2020 continues to bring about new and complex challenges to the workplace. While companies continue to struggle with productivity in a pandemic-haze of uncertainty, the concept of MiniGames was brought up in August meetings by Patrick Mahoney as a way to drive the team towards a shorter-term goal in an engaging way. A MiniGame™ is an activity designed to pursue an opportunity or correct a weakness within a company. They have a goal, defined time frame, scoreboard and prize. MiniGames™ are themed and should engage employees through incentives and friendly competition.
Key Elements of a MiniGame
– General goal: A general goal outlines the outcome you would like to achieve.
– Specific target: A specific target needs to be high enough to make an impact but achievable within the given timeframe.
– Time frame: The time frame indicates when the game ends and when results will be measured. Two to six months is a good timeframe for most MiniGames.
– Players: Who will be involved in the game? For larger companies, it could be just one department. With smaller companies, it is easier to involve everyone.
– Scoreboard: The scoreboard used in a MiniGame should be something fun, creative, and visual that enables everyone to see the progress being made.
– Reward: Recommend something non-monetary that is fun and reinforces the idea of shared success. For example, a catered barbeque or a “movie day” at work.

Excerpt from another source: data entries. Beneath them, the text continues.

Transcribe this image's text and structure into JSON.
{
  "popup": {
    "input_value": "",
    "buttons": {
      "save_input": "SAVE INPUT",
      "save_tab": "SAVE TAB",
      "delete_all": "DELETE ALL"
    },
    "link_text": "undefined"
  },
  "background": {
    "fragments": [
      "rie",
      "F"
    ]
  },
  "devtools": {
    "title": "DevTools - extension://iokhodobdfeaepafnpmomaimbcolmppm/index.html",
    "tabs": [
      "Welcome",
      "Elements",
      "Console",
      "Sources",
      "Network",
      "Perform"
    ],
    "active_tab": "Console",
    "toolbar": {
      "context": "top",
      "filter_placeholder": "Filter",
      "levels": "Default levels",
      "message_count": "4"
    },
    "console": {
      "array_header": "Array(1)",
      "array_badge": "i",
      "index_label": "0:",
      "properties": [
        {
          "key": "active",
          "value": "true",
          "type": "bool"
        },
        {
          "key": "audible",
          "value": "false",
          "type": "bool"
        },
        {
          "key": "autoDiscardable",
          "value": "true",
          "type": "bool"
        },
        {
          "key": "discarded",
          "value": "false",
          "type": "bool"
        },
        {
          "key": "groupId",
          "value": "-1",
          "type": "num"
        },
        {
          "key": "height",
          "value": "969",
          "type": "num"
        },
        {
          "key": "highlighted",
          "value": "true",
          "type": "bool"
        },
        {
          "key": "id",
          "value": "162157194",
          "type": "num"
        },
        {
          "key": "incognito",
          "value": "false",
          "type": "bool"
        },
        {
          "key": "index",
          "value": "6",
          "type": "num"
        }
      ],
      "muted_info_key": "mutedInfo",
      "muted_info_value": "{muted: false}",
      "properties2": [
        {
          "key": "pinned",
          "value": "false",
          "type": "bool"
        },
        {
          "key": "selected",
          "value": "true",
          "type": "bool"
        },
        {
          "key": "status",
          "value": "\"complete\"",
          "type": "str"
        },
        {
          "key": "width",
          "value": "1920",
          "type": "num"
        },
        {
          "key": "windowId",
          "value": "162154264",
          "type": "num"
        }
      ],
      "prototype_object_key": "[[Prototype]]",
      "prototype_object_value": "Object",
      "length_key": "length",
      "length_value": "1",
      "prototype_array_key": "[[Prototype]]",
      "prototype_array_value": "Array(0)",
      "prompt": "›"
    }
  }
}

Use MiniGames to initiate change by focusing on one operational or financial number to drive success by improving a key company metric. They are also a great way to reinforce business education with goal setting, accountability and performance management, giving employees a better understanding of how their individual efforts contribute to organizational success. They build teamwork by rallying members behind a common goal and creates a culture of wining through the tracking and celebration of success.
Tips for a Great MiniGame
– Keep it simple to help employees understand how their actions can drive results.
– Keep everyone’s eyes focused on the end goal.
– Make it fun. They should feel like a change of pace from regular work.
– Don’t be afraid to make changes. Continually enhance and improve upon gameplay.
– Keep employees informed. Have a communication strategy – share performance updates and progress through emails, team huddles, and company/department meetings.
MiniGame Example: Save Auggie!
A company was facing an inventory-damage issue with every 4 out of 100 books getting damaged during the gluing stage. They set up a MiniGame with the goal of 99 out of 100 books meeting standards in the gluing. They focused on the players at the gluing station and established the benefit as an increase in efficiency and dollars-per-man hour. The MiniGame would run for 6 weeks and be tracked daily. The theme was “Save the Anheuser-Busch Clydesdale (Auggie…from the glue factory)!” The scoreboard is a Clydesdale pulling a cart on a trail to get farther from the glue factory and closer to the Anheuser-Busch production plant. The weeks are marked incrementally on the path. For every week goals are achieved, the horse moves up the path. With incremental improvement they received rewards such as lunch from Arby’s (with horsey sauce), celebration and presentation of the ‘Golden Horse Shoe Award’, and the final reward was a tour at the Anheuser-Busch production plant.